Vampire la mascarade : Bloodlines s’impose comme un sacré jeu, doté d’une ambiance quasi unique encore aujourd’hui et il n’existe qu’un seul autre jeu basé sur la licence Vampire à ce jour. J’irais plus loin et dirais qu’il est un incontournable dans son genre, notamment pour sa mixité entre le côté action assez présent et des composantes RPG solides. On pourrait le voir comme un Fallout New Vegas en plus linéaire et plus hardcore.
Si vous ne savez plus à quoi jouer, que les jeux relativement vieux ne vous font pas peur, que vous ne craignez pas de tomber dans un univers vraiment sombre et désespéré qui risque de vous rester en tête un bon moment, sautez dessus. Voyage inoubliable garanti ! 

+ Ambiance unique
+ Excellente rejouabilité
+ Univers mature et très bien écrit
+ Grande liberté d’action
+ Bande son aux petits oignons

Note RPG 3 sur 5
Note testeur 08 sur 10

– Bugué
– Bâclé sur la fin et excessivement bourrin
– Difficulté parfois mal dosée
– Combats à l’intérêt variable

La vision de Batman :
La première fois que je suis tombé sur un trailer de Vampire The Masquerade Bloodlines, je me suis dit qu’on tenait là le jeu parfait ! L’univers des vampires directement tiré du jeu de rôle papier avait tout pour me plaire. Les mécaniques de jeu permettant autant des approches discrètes que de l’action non-stop étaient une chose rare à l’époque, et la dimension de jeu de rôle avec des dialogues très bien écrits avait tout pour plaire. Pourtant à sa sortie, les joueurs ont eu le malheur de constater les nombreux bugs parfois bloquant dont le jeu recelait.
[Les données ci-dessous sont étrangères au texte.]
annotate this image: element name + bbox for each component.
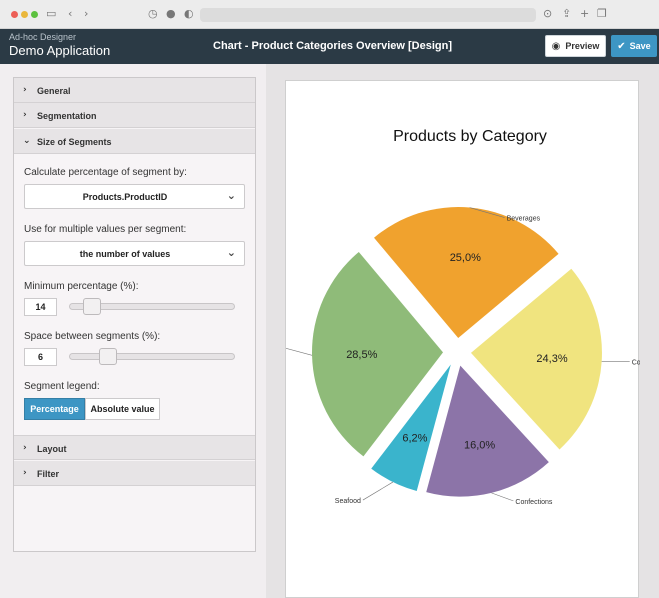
legend-percentage-button[interactable]: Percentage <box>24 398 85 420</box>
check-icon: ✔ <box>617 40 626 52</box>
back-icon[interactable]: ‹ <box>68 7 72 21</box>
pie-slice-value-label: 6,2% <box>402 432 427 444</box>
share-icon[interactable]: ⇪ <box>562 7 571 21</box>
multi-values-label: Use for multiple values per segment: <box>24 224 187 235</box>
chevron-down-icon: ⌄ <box>226 246 236 259</box>
space-between-label: Space between segments (%): <box>24 331 161 342</box>
pie-category-label: Seafood <box>335 498 361 505</box>
chevron-right-icon: › <box>23 443 27 453</box>
section-filter-header[interactable]: › Filter <box>14 461 255 486</box>
reader-icon[interactable]: ◐ <box>184 7 194 21</box>
extension-icon[interactable]: ● <box>166 7 176 21</box>
pie-slice-value-label: 28,5% <box>346 349 377 361</box>
section-size-of-segments-label: Size of Segments <box>37 137 112 147</box>
chevron-down-icon: ⌄ <box>226 189 236 202</box>
pie-leader-line <box>491 492 514 502</box>
segment-legend-label: Segment legend: <box>24 381 100 392</box>
pie-leader-line <box>362 481 394 501</box>
privacy-icon[interactable]: ◷ <box>148 7 158 21</box>
min-percentage-slider-handle[interactable] <box>83 298 101 315</box>
space-between-slider[interactable] <box>69 353 235 360</box>
pie-chart: Products by Category 25,0% Beverages 24,3%… <box>259 128 659 506</box>
section-size-of-segments-header[interactable]: ⌄ Size of Segments <box>14 129 255 154</box>
section-general-header[interactable]: › General <box>14 78 255 103</box>
calc-percentage-value: Products.ProductID <box>82 192 168 202</box>
pie-slice-value-label: 16,0% <box>464 440 495 452</box>
chart-title: Products by Category <box>393 128 547 145</box>
settings-accordion: › General › Segmentation ⌄ Size of Segme… <box>13 77 256 552</box>
tabs-overview-icon[interactable]: ❐ <box>597 7 607 21</box>
pie-leader-line <box>281 346 313 356</box>
section-general-label: General <box>37 86 71 96</box>
download-icon[interactable]: ⊙ <box>543 7 552 21</box>
page-title: Chart - Product Categories Overview [Des… <box>213 40 452 52</box>
brand-subtitle: Ad-hoc Designer <box>9 32 77 42</box>
calc-percentage-label: Calculate percentage of segment by: <box>24 167 187 178</box>
calc-percentage-select[interactable]: Products.ProductID ⌄ <box>24 184 245 209</box>
min-percentage-label: Minimum percentage (%): <box>24 281 139 292</box>
preview-button[interactable]: ◉ Preview <box>545 35 606 57</box>
sidebar-toggle-icon[interactable]: ▭ <box>46 7 56 21</box>
address-bar[interactable] <box>200 8 536 22</box>
space-between-slider-handle[interactable] <box>99 348 117 365</box>
eye-icon: ◉ <box>551 40 561 52</box>
pie-slice-value-label: 24,3% <box>536 353 567 365</box>
minimize-window-button[interactable] <box>21 11 28 18</box>
chevron-right-icon: › <box>23 85 27 95</box>
close-window-button[interactable] <box>11 11 18 18</box>
browser-toolbar: ▭ ‹ › ◷ ● ◐ ⊙ ⇪ + ❐ <box>0 0 659 29</box>
save-button[interactable]: ✔ Save <box>611 35 657 57</box>
pie-slice-value-label: 25,0% <box>450 252 481 264</box>
preview-button-label: Preview <box>565 41 600 51</box>
save-button-label: Save <box>629 41 651 51</box>
multi-values-select[interactable]: the number of values ⌄ <box>24 241 245 266</box>
space-between-input[interactable]: 6 <box>24 348 57 366</box>
chevron-right-icon: › <box>23 110 27 120</box>
section-filter-label: Filter <box>37 469 60 479</box>
section-layout-header[interactable]: › Layout <box>14 435 255 460</box>
pie-category-label: Beverages <box>507 216 541 223</box>
section-segmentation-label: Segmentation <box>37 111 97 121</box>
section-segmentation-header[interactable]: › Segmentation <box>14 103 255 128</box>
section-layout-label: Layout <box>37 444 67 454</box>
pie-category-label: Confections <box>515 499 552 506</box>
new-tab-icon[interactable]: + <box>580 7 589 21</box>
legend-absolute-button[interactable]: Absolute value <box>85 398 160 420</box>
chart-sheet[interactable]: Products by Category 25,0% Beverages 24,3%… <box>259 80 659 598</box>
pie-category-label: Condiments <box>632 359 640 366</box>
brand-title: Demo Application <box>9 43 111 58</box>
settings-panel: › General › Segmentation ⌄ Size of Segme… <box>0 64 266 598</box>
min-percentage-input[interactable]: 14 <box>24 298 57 316</box>
app-header: Ad-hoc Designer Demo Application Chart -… <box>0 30 659 64</box>
chevron-down-icon: ⌄ <box>23 136 31 146</box>
forward-icon[interactable]: › <box>84 7 88 21</box>
multi-values-value: the number of values <box>79 249 171 259</box>
zoom-window-button[interactable] <box>31 11 38 18</box>
chevron-right-icon: › <box>23 468 27 478</box>
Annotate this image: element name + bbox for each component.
Heureusement, les patchs officiels sont arrivés, puis les non officiels, pour donner à ce jeu la qualité de finition qu’il mérite. Au final, Bloodlines est devenu un RPG incontournable malgré ses défauts, tant l’ambiance y est parfaitement bien retranscrite. Grâce aux derniers patchs non officiels, je pense qu’on peut sans remord lui donner une excellente note.